If manual installation of a package was successful, or if you still require assistance, file a support ticket.

Troubleshoot Ops Center Monitoring and Logs Issues

If Ops Center monitoring and logging fails to restart after restarting one or more nodes, ensure port forwarding rules are applied on all VMs so that traffic can communicate with the Kubernetes pods running on the VMs.
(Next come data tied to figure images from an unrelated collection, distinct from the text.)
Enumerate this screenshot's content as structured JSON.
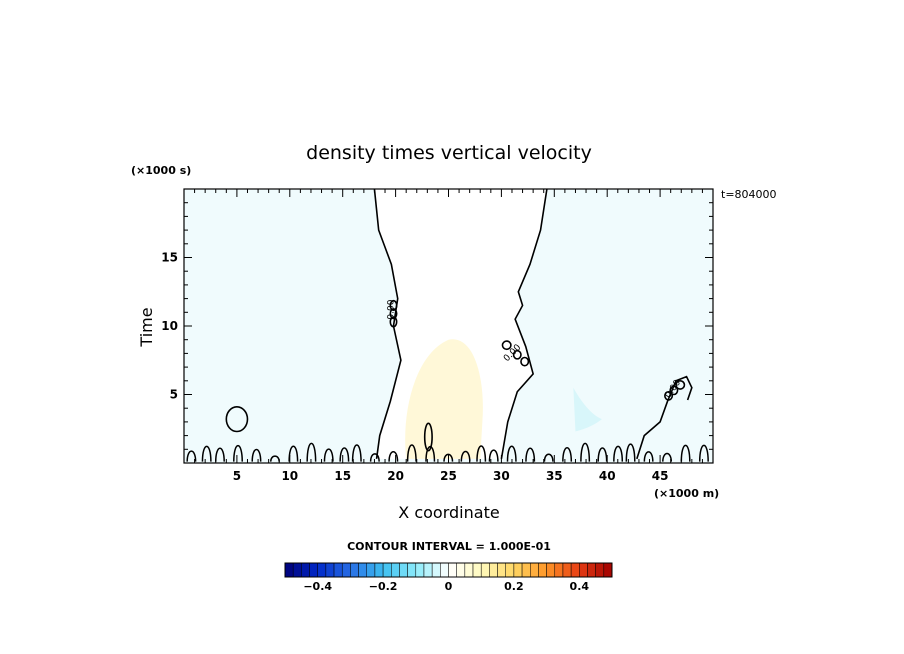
{
  "chart_data": {
    "type": "contour",
    "title": "density times vertical velocity",
    "xlabel": "X coordinate",
    "ylabel": "Time",
    "x_unit": "(×1000 m)",
    "y_unit": "(×1000 s)",
    "time_stamp": "t=804000",
    "xlim": [
      0,
      50
    ],
    "ylim": [
      0,
      20
    ],
    "xticks": [
      5,
      10,
      15,
      20,
      25,
      30,
      35,
      40,
      45
    ],
    "yticks": [
      5,
      10,
      15
    ],
    "contour_label": "0.00",
    "contour_interval_text": "CONTOUR INTERVAL = 1.000E-01",
    "colorbar": {
      "range": [
        -0.5,
        0.5
      ],
      "step": 0.025,
      "ticks": [
        -0.4,
        -0.2,
        0,
        0.2,
        0.4
      ],
      "tick_labels": [
        "−0.4",
        "−0.2",
        "0",
        "0.2",
        "0.4"
      ]
    },
    "colors": {
      "background_field": "#f0fbfd",
      "positive_region": "#fff8d8",
      "negative_region": "#d8f6fa"
    },
    "zero_contour_left": [
      [
        18,
        20
      ],
      [
        18.4,
        17
      ],
      [
        19.6,
        14.5
      ],
      [
        20.2,
        12
      ],
      [
        19.8,
        10
      ],
      [
        20.5,
        7.5
      ],
      [
        19.5,
        4.5
      ],
      [
        18.5,
        2
      ],
      [
        18.2,
        0.3
      ]
    ],
    "zero_contour_right": [
      [
        34.3,
        20
      ],
      [
        33.7,
        17
      ],
      [
        32.7,
        14.5
      ],
      [
        31.6,
        12.5
      ],
      [
        32,
        11.5
      ],
      [
        31.3,
        10.5
      ],
      [
        32.3,
        8.5
      ],
      [
        33,
        6.5
      ],
      [
        31.5,
        5.2
      ],
      [
        30.6,
        3
      ],
      [
        30,
        0.3
      ]
    ],
    "closed_contours": [
      {
        "cx": 5,
        "cy": 3.2,
        "rx": 1.0,
        "ry": 0.9
      },
      {
        "cx": 23.1,
        "cy": 1.9,
        "rx": 0.35,
        "ry": 1.0
      },
      {
        "cx": 30.5,
        "cy": 8.6,
        "rx": 0.4,
        "ry": 0.3
      },
      {
        "cx": 31.5,
        "cy": 7.9,
        "rx": 0.35,
        "ry": 0.3
      },
      {
        "cx": 32.2,
        "cy": 7.4,
        "rx": 0.35,
        "ry": 0.3
      },
      {
        "cx": 46.9,
        "cy": 5.7,
        "rx": 0.4,
        "ry": 0.3
      },
      {
        "cx": 46.3,
        "cy": 5.3,
        "rx": 0.35,
        "ry": 0.3
      },
      {
        "cx": 45.8,
        "cy": 4.9,
        "rx": 0.35,
        "ry": 0.3
      },
      {
        "cx": 19.8,
        "cy": 11.5,
        "rx": 0.3,
        "ry": 0.35
      },
      {
        "cx": 19.8,
        "cy": 10.9,
        "rx": 0.3,
        "ry": 0.35
      },
      {
        "cx": 19.8,
        "cy": 10.3,
        "rx": 0.3,
        "ry": 0.35
      }
    ]
  }
}
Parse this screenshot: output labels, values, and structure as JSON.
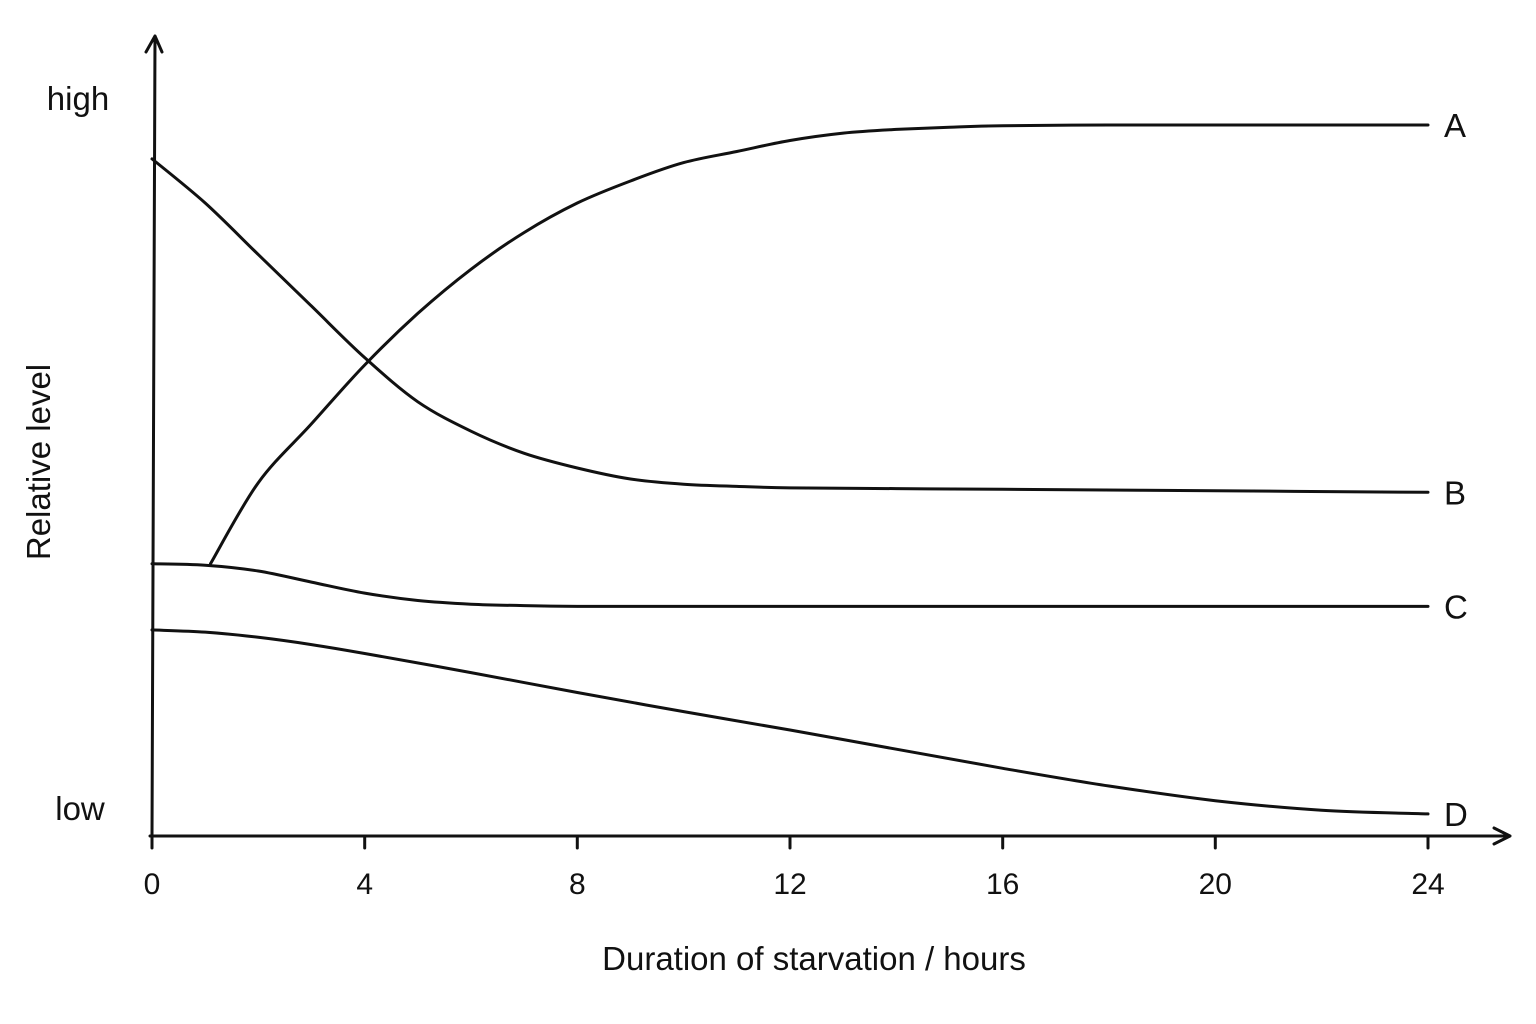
{
  "chart_data": {
    "type": "line",
    "title": "",
    "xlabel": "Duration of starvation / hours",
    "ylabel": "Relative level",
    "xlim": [
      0,
      24
    ],
    "ylim": [
      0,
      1
    ],
    "x_ticks": [
      "0",
      "4",
      "8",
      "12",
      "16",
      "20",
      "24"
    ],
    "y_level_labels": {
      "high": "high",
      "low": "low"
    },
    "grid": false,
    "legend": "none",
    "series": [
      {
        "name": "A",
        "x": [
          1.1,
          2,
          3,
          4,
          5,
          6,
          7,
          8,
          9,
          10,
          11,
          12,
          13,
          14,
          15,
          16,
          18,
          20,
          22,
          24
        ],
        "y": [
          0.37,
          0.48,
          0.56,
          0.64,
          0.71,
          0.77,
          0.82,
          0.86,
          0.89,
          0.915,
          0.93,
          0.945,
          0.955,
          0.96,
          0.963,
          0.965,
          0.966,
          0.966,
          0.966,
          0.966
        ]
      },
      {
        "name": "B",
        "x": [
          0,
          1,
          2,
          3,
          4,
          5,
          6,
          7,
          8,
          9,
          10,
          11,
          12,
          14,
          16,
          20,
          24
        ],
        "y": [
          0.92,
          0.86,
          0.79,
          0.72,
          0.65,
          0.59,
          0.55,
          0.52,
          0.5,
          0.485,
          0.478,
          0.475,
          0.473,
          0.472,
          0.471,
          0.469,
          0.467
        ]
      },
      {
        "name": "C",
        "x": [
          0,
          1,
          2,
          3,
          4,
          5,
          6,
          7,
          8,
          10,
          12,
          16,
          20,
          24
        ],
        "y": [
          0.37,
          0.368,
          0.36,
          0.345,
          0.33,
          0.32,
          0.315,
          0.313,
          0.312,
          0.312,
          0.312,
          0.312,
          0.312,
          0.312
        ]
      },
      {
        "name": "D",
        "x": [
          0,
          1,
          2,
          3,
          4,
          6,
          8,
          10,
          12,
          14,
          16,
          18,
          20,
          22,
          24
        ],
        "y": [
          0.28,
          0.277,
          0.27,
          0.26,
          0.248,
          0.222,
          0.195,
          0.169,
          0.144,
          0.118,
          0.092,
          0.068,
          0.048,
          0.035,
          0.03
        ]
      }
    ]
  }
}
Refer to Enable Forwarding When Using firewalld for additional information.

Format and Mount Disks

This step performs the following tasks on the block devices or disks provided with the RTF_DOCKER_DEVICE and/or RTF_ETCD_DEVICE variables:

Performs a check to confirm the values map to block devices available on the instance.
Unmounts the disks in case they were previously mounted.
Formats the disks.
Adds an mount entry in the /etc/fstab file.
Creates directories based upon the values in $DOCKER_MOUNT and/or $ETCD_MOUNT.
Mounts the disks to the expected directories created above.

Install RTF Components

This step connects to Anypoint Platform to download and install the Runtime Fabric components on the cluster.

In some cases, this step may return an error if the deployment failed to complete within the time limit:

...
[OK]
Installing Runtime Fabric Agent. This may take several minutes...
configmap "grafana-dashboards" deleted
configmap "kapacitor-alerts" deleted
Release "runtime-fabric" does not exist. Installing it now.
The following deployments failed to become ready within the time limit:
monitor ---
Name:           monitor-79c7564b77-wb9c6
Namespace:      rtf
Node:           10.165.12.87/10.165.12.87
Start Time:     Thu, 13 Dec 2018 20:23:59 +0000
Labels:         app=monitor
                pod-template-hash=3573120633
Annotations:    checksum/config=4c4aac48d9cc8b24828b38ba0eb587840bc17b2449a54d593f74e2d58e5c12ae
                kubernetes.io/psp=privileged
                seccomp.security.alpha.kubernetes.io/pod=docker/default
Status:         Running
IP:             10.244.82.17
Controlled By:  ReplicaSet/monitor-79c7564b77
Containers:
...
<< More information displayed that describes the deployment manifest and stack trace >>

If this error is observed:

Verify outbound TCP port 5672 is open to the Internet. Connections should be allowed from the controller VM(s) running in your internal network to this hostname on the Internet.
A TCP proxy may be needed to establish a connection to the Internet. Check with your network team to verify and configure if needed. Refer to Anypoint Runtime Fabric Installation Prerequisites.